I’ve always maintained that photography is 10% vision, 10% technique, and 80% troubleshooting. This past month has confirmed it.
It began with a classic case of Gear Acquisition Syndrome — otherwise known as “I’ve convinced myself I need a new lens”. After much internet research, chin-scratching and imaginary bank account maths, I landed on Nikon’s 180–600mm monster. A lens so long it practically comes with its own postcode. First came the inevitable dance: handheld or monopod? Gimbal or gamble? I tried everything from budget stabilisers to slightly-too-flimsy carbon sticks, before embracing the awkward ballet that is manual shutter and aperture with Auto ISO. Somehow, the images began to sing — once I stopped trying to control everything like a 1990s film snob.
Of course, every lens needs a workflow. And every workflow, it turns out, is a labyrinth. I’ve got Nikon’s NX Studio for RAW tweaking, ON1 for non-subscription editing freedom, and good ol’ Lightroom Classic, which I use mostly to get frustrated and swear at catalogue structures.

Then came the TIFF debacle.
I exported a file from NX Studio — profile embedded, box ticked, all proper. I opened it in Lightroom. No profile. Nothing. Just a flat, sulking TIFF with no intention of cooperating. I triple-checked the settings. I opened it in other apps. I exported again. Same result. At one point I genuinely thought my iPhone was meddling with files behind my back. Gaslighting, but with colour profiles. I nearly wrote a letter to Apple. Instead, I just grumbled and muttered “I miss film” into my tea.

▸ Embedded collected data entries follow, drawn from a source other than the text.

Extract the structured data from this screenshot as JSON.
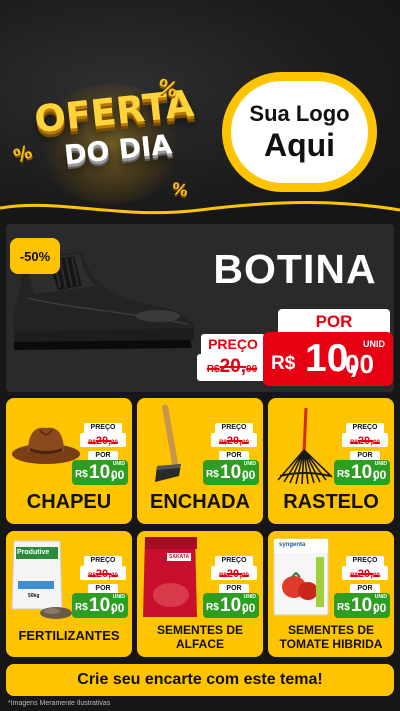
{
  "header": {
    "badge_line1": "OFERTA",
    "badge_line2": "DO DIA",
    "percent_symbol": "%",
    "logo_line1": "Sua Logo",
    "logo_line2": "Aqui"
  },
  "hero": {
    "discount": "-50%",
    "title": "BOTINA",
    "preco_label": "PREÇO",
    "old_currency": "R$",
    "old_value": "20,",
    "old_cents": "00",
    "por_label": "POR",
    "unid_label": "UNID",
    "new_currency": "R$",
    "new_value": "10,",
    "new_cents": "00"
  },
  "price_tag": {
    "preco_label": "PREÇO",
    "old_currency": "R$",
    "old_value": "20,",
    "old_cents": "00",
    "por_label": "POR",
    "unid_label": "UNID",
    "new_currency": "R$",
    "new_value": "10,",
    "new_cents": "00"
  },
  "products": [
    {
      "name": "CHAPEU"
    },
    {
      "name": "ENCHADA"
    },
    {
      "name": "RASTELO"
    },
    {
      "name": "FERTILIZANTES",
      "package_text": "Produtive",
      "package_weight": "50kg"
    },
    {
      "name": "SEMENTES DE ALFACE",
      "package_brand": "SAKATA"
    },
    {
      "name": "SEMENTES DE TOMATE HIBRIDA",
      "package_brand": "syngenta"
    }
  ],
  "footer": {
    "cta": "Crie seu encarte com este tema!",
    "note": "*Imagens Meramente Ilustrativas"
  },
  "colors": {
    "yellow": "#ffc400",
    "red": "#e60012",
    "green": "#2e9e22",
    "dark": "#161616"
  }
}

Meanwhile, I found myself obsessing over focus and exposure stacking. “Let’s do a handheld pano,” I said cheerily, unaware of the ergonomic mayhem to follow. Holding the Z6III steady, mentally whispering “breathe out, rotate,” I attempted a scene that could’ve been stitched from dreams. Lightroom tried. ON1 tried harder. In the end, I had a half-stunning, half-melted panorama that looked like a Dali painting after three espressos.
All of this, of course, was interspersed with actual photography — remember that? I caught a few cracking waves on the Sunshine Coast, tested the autofocus on seabirds that were clearly mocking me, and even got up early enough one morning to catch the golden light doing its thing across the wet sand. These fleeting wins kept me going, like a gambler hitting the occasional jackpot on a very temperamental slot machine.
And yes, I’ve been blogging it all. No one is reading the blogs, mind you. Or they are, but they’re all shy and not hitting “like”. Maybe it’s a niche audience — people who enjoy reading about the slow unraveling of a photographer who insists on doing things “properly” in an age of AI-enhanced everything. Maybe that’s the charm. Maybe that’s the point.
So here we are. One camera, one brain, three editing programs, and one very stubborn photographer.